Quant à la collection des livres du Nouveau Testament, il est bien naturel de supposer que les Églises
primitives, liées entre elles par les liens d'une même foi et d'un même amour, se soient communiqué les
unes aux autres les ouvrages, lettres ou autres écrits, qu'elles possédaient et qu'elles avaient reçus des
apôtres et des évangélistes. Rien de plus naturel encore que la supposition qu'on copiait souvent dans les
Églises chrétiennes des ouvrages d'une telle importance. De cette manière, les exemplaires se répandirent
promptement, et les collections se multiplièrent. Il s'en fit un grand nombre, mais elles conservèrent un
caractère privé, inofficiel, jusqu'à ce qu'enfin, lors du concile de Nicée, la collection que nous possédons
actuellement reçut le caractère d'autorité et d'authenticité nécessaire pour la constituer en canon inspiré.

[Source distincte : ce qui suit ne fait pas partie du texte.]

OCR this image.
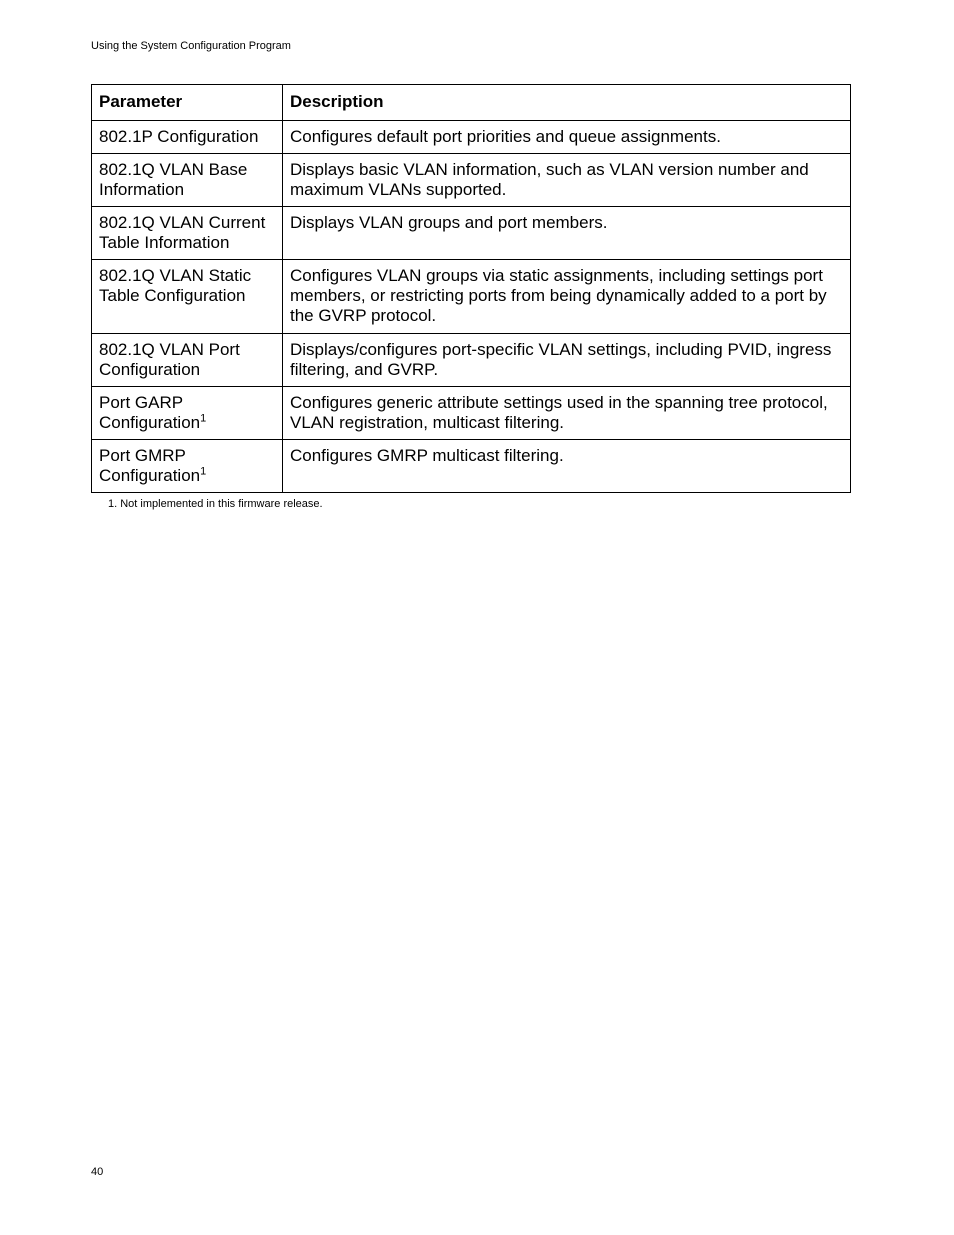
Using the System Configuration Program
Parameter	Description
802.1P Configuration	Configures default port priorities and queue assignments.
802.1Q VLAN Base Information	Displays basic VLAN information, such as VLAN version number and maximum VLANs supported.
802.1Q VLAN Current Table Information	Displays VLAN groups and port members.
802.1Q VLAN Static Table Configuration	Configures VLAN groups via static assignments, including settings port members, or restricting ports from being dynamically added to a port by the GVRP protocol.
802.1Q VLAN Port Configuration	Displays/configures port-specific VLAN settings, including PVID, ingress filtering, and GVRP.
Port GARP Configuration$^1$	Configures generic attribute settings used in the spanning tree protocol, VLAN registration, multicast filtering.
Port GMRP Configuration$^1$	Configures GMRP multicast filtering.
1. Not implemented in this firmware release.
40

Il n'est pas nécessaire de supposer qu'il y ait eu sur ce sujet des délibérations régulières, en forme, ni un
arrêté exprès, et l'on comprend que la réunion des évêques et des théologiens les plus distingués de tous
les pays de l'empire pouvait par elle-même conduire à ce résultat (— Voir: pour plus de détails l'ouvrage
de Steiger cité plus haut).
C'est ici que s'arrête notre tâche; elle a été ingrate et sèche. Il en resterait une plus belle, mais qui
n'appartient plus au plan de notre Dictionnaire: ce serait de dire les beautés innombrables que renferme
ce livre dont nous n'avons touché que la forme matérielle. C'est avec regret que nous devons abandonner
à d'autres ce beau travail: à d'autres, le soin d'en montrer la divinité; à d'autres, démontrer la richesse de
l'ensemble et la richesse des détails; à d'autres, de faire ressortir cette empreinte céleste et ce parfum
d'antique sainteté; à d'autres, d'en faire voir la majesté pleine d'onction, la douceur sérieuse, la tendre
sévérité, l'inépuisable profondeur et l'éblouissante clarté. Disons seulement que ce livre, riche de faits et
de poésie, sublime de morale, le seul exact et vrai dans ses prophéties, présente le phénomène
remarquable d'un recueil dont les fragments, composés à plus de mille ans d'intervalle, ne laissent en
aucune manière apercevoir la différence des dates, et consacrent par-out une seule et même doctrine:
l'harmonie la plus parfaite se rencontre depuis la Genèse jusqu'à Malachie, dans les dogmes, dans
l'élévation et dans la direction d'esprit de ces écrivains: c'est que le vrai beau, le vrai bon, le vrai grand, est
le même toujours comme chez tous les peuples, car il ne peut venir directement que de Dieu.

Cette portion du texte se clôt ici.